Sometimes the hardest part is getting them to understand exactly how much of what they take for granted is an illusion... Often even before any packets leave their machine.

1 comments

It's less speed of light at fault than other factors, though. Bufferbloat is terrible, and it's hard to make netcode that reacts well when a few percent of packets are lost or slow.
Sure, other factors predominate, but even in a significantly-more-ideal world, a signal from LA to NY is still going to be a 40ms round-trip. (3940km one-way along the surface of the earth, 200,000km/s signal speed in the glass.)

That's still more than enough time to require algorithmic trickery from games in order to provide the illusion of "real-time" gaming over the internet.

Think about how many console games run at 30fps. Then consider that a fully framebuffered game running at 30fps, even under ideal conditions, has 70ms of latency by the time a frame finishes displaying. 40ms isn't a big deal.
Even assuming a perfect computer with zero input latency and zero display latency the network part still matters when it comes to knitting an area like "North America" into a game region.

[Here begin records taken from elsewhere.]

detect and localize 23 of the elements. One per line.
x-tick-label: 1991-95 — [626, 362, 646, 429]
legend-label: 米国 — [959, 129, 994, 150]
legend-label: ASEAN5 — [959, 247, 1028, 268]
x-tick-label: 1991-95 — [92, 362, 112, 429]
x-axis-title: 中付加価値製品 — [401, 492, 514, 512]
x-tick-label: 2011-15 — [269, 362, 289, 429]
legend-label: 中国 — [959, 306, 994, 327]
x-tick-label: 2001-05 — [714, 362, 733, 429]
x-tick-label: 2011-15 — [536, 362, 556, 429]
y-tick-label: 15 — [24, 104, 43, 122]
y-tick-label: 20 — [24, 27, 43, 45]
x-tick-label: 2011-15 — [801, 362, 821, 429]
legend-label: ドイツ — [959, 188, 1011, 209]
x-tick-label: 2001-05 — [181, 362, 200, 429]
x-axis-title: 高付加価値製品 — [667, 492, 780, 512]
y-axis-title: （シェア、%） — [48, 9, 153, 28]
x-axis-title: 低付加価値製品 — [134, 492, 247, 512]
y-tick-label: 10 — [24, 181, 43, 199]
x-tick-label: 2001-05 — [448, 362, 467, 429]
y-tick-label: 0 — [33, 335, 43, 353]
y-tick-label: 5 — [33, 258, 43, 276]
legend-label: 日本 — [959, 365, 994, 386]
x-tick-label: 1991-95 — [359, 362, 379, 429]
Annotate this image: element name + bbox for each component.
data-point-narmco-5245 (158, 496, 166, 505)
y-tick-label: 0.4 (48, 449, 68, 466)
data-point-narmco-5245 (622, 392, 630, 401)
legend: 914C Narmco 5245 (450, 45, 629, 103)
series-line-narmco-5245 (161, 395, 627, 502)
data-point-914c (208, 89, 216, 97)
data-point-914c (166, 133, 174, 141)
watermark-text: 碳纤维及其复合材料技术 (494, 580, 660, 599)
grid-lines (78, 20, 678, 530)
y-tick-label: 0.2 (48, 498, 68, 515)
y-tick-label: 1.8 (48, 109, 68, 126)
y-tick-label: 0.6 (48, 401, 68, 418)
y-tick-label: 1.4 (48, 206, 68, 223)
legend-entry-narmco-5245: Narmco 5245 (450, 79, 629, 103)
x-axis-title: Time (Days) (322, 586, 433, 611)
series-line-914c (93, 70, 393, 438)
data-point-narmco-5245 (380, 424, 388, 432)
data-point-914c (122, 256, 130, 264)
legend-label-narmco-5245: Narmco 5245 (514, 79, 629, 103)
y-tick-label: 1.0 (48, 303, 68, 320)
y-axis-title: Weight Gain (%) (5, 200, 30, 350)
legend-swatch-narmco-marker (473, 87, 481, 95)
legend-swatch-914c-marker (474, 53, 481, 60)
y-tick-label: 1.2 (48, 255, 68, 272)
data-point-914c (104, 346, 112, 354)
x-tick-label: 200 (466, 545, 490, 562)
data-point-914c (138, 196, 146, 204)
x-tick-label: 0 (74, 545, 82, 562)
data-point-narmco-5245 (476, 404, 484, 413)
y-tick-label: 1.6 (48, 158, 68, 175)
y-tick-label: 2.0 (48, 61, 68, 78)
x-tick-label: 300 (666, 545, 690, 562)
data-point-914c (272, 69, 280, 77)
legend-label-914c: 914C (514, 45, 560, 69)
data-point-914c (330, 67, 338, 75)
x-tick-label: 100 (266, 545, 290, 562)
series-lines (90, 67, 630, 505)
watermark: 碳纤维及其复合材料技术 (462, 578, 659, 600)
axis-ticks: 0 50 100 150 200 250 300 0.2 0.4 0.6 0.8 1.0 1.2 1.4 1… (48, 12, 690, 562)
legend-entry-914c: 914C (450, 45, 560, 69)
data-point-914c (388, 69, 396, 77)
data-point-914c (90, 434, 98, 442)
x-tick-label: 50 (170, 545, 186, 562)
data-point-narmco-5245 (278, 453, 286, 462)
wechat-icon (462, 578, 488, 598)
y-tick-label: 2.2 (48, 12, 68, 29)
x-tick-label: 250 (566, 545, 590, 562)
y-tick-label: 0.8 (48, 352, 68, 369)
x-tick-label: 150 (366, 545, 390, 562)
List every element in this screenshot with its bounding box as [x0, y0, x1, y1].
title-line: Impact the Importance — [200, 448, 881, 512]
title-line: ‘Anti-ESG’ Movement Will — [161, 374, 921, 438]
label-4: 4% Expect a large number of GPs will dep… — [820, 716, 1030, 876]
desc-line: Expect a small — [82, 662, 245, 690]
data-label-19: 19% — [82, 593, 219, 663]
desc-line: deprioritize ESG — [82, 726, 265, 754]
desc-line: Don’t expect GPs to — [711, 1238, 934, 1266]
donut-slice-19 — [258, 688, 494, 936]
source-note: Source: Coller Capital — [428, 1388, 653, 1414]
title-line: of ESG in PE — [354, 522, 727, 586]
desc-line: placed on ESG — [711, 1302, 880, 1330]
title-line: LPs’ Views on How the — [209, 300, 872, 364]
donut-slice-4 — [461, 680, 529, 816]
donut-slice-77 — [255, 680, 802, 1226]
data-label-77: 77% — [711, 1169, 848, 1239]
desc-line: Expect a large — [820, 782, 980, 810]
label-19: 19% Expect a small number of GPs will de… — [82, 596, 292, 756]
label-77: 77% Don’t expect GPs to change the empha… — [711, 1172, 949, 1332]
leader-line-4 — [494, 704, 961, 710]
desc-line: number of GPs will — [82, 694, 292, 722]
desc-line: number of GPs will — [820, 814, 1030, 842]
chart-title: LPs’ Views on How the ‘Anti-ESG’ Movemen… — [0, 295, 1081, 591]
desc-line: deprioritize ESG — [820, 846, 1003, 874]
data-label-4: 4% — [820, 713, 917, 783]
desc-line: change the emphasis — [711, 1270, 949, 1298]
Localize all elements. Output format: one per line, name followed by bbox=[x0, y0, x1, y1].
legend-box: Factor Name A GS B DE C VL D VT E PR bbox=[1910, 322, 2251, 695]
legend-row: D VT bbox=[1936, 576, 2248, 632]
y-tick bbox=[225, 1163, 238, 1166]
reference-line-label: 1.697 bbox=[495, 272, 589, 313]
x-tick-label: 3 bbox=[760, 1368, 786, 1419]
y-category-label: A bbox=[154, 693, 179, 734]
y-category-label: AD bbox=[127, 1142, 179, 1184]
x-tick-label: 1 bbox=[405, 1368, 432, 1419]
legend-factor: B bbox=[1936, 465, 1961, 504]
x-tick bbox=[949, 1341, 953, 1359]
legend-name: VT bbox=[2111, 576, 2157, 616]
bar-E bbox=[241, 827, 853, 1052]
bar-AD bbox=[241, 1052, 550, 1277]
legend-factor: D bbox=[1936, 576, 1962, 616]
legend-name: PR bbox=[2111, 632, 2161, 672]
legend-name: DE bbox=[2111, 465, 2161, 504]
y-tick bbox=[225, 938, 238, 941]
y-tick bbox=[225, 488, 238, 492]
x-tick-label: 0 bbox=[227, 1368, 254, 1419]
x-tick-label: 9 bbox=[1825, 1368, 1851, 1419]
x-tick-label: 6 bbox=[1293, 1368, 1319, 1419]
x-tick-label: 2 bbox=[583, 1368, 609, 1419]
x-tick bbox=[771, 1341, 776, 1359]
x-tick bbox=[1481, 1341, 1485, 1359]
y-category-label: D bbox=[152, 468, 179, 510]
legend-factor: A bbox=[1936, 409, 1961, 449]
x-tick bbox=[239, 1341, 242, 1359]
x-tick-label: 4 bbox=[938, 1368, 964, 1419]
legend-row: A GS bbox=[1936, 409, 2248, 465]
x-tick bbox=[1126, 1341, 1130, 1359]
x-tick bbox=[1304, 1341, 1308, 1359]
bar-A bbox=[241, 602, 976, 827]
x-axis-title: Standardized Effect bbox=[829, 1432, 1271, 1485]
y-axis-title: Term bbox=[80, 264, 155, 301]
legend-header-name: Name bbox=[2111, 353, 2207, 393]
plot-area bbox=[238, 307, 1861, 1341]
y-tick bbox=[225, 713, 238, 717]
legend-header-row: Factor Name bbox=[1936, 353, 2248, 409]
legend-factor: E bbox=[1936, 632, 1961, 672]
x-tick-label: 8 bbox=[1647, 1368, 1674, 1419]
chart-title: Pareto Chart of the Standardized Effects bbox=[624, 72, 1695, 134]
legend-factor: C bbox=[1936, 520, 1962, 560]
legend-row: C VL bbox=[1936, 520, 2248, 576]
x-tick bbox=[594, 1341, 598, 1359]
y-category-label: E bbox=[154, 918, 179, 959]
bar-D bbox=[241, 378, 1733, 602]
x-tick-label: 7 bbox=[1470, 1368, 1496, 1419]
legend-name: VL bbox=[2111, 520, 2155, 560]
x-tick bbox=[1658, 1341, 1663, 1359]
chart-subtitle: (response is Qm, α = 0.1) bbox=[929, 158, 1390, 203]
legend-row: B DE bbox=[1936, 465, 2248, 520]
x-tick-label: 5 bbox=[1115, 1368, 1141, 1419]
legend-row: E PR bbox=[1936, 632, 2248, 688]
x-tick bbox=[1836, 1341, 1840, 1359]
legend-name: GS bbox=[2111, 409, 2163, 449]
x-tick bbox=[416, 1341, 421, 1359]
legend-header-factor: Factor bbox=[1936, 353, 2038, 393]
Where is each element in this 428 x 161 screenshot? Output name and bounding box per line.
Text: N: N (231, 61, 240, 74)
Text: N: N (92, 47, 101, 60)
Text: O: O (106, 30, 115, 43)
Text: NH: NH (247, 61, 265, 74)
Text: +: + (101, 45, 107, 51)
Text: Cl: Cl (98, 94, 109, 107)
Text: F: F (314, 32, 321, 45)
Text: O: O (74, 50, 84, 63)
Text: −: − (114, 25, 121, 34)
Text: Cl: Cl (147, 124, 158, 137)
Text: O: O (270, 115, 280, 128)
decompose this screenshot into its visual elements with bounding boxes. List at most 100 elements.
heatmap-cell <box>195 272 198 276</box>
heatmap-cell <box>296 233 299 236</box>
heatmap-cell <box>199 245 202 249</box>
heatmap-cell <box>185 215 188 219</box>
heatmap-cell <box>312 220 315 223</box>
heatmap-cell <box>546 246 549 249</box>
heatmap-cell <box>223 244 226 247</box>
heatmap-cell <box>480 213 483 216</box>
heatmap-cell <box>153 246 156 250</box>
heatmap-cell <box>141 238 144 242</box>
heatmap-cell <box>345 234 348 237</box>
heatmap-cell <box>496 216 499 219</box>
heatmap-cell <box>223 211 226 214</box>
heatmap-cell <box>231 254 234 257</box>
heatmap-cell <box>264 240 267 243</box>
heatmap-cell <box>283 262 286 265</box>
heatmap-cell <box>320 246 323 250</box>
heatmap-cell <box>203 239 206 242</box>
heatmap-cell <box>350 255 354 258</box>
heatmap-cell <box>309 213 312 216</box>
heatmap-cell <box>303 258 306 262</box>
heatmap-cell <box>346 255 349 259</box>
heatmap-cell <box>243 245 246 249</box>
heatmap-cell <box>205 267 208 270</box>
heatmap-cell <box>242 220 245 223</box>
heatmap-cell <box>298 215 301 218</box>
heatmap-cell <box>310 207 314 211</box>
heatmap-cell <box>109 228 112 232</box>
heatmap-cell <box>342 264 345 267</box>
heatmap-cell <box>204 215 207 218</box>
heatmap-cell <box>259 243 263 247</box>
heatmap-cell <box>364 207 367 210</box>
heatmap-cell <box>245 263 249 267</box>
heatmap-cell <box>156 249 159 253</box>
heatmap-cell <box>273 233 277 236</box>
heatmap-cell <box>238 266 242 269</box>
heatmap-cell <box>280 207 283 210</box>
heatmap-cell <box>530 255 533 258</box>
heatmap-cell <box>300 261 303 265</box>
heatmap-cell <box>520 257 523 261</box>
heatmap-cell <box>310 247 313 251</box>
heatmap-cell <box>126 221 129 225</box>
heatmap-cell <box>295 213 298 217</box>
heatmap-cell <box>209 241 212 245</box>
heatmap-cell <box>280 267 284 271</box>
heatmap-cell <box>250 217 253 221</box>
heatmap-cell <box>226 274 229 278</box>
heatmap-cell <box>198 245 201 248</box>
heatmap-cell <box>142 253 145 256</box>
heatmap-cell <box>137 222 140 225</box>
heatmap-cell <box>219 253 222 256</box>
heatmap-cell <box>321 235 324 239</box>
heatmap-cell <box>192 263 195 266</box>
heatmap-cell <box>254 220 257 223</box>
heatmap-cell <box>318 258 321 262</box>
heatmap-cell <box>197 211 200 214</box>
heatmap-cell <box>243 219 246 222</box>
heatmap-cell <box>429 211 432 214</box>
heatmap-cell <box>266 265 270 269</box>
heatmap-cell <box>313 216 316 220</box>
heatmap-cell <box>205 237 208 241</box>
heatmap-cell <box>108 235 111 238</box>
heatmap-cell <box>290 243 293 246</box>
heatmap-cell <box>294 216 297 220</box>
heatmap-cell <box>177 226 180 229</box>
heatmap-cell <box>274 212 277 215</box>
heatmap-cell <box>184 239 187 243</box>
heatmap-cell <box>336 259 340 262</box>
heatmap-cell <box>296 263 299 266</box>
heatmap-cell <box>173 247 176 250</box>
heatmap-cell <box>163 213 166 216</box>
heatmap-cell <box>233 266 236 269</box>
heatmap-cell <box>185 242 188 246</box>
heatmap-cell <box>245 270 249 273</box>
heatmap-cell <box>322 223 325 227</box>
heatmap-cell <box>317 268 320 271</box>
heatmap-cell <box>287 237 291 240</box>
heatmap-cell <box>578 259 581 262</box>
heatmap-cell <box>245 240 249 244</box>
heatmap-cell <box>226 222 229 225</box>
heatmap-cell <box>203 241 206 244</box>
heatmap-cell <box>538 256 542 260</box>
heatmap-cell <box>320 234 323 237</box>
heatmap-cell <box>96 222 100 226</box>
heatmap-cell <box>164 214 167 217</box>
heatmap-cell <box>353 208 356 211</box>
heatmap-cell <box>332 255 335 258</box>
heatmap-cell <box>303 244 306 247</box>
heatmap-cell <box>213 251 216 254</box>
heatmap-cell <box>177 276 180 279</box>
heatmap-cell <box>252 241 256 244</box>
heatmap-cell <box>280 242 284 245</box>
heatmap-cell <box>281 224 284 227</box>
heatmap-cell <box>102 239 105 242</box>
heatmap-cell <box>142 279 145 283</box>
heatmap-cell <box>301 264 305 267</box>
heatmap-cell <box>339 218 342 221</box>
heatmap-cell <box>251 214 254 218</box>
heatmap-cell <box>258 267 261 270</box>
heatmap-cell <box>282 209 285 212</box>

It feeds into longer causal chains.

For example, consider two players in LA both using an NY server over the dedicated zero-overhead fiber-optic network mentioned above, with a relatively modern game-networking stack.

(1) Player A raises an energy-shield t=0 ms. (Client-prediction.)

(2) The server agrees as of t=20.

(3) Player B shot an instant-travel hitscan weapon at t=39, while the victim was still exposed on his screen.

(4) The server gets the shot-message at t=59, and honors it (Latency Compensation), sending a damage/death message out to Player A.

(5) Player A receives the news of his damage/death at t=79.

Even in that world of unattainably-good equipment, that's 80ms of "wait, that doesn't look right".

Lag compensation has flaws, but you don't have to lag compensate. You can delay player input until the server's processed it and responded. Even better if you're clever you can delay player input by half the ping time.

Edit: Also don't double your ping by putting relay servers only on one edge of the country.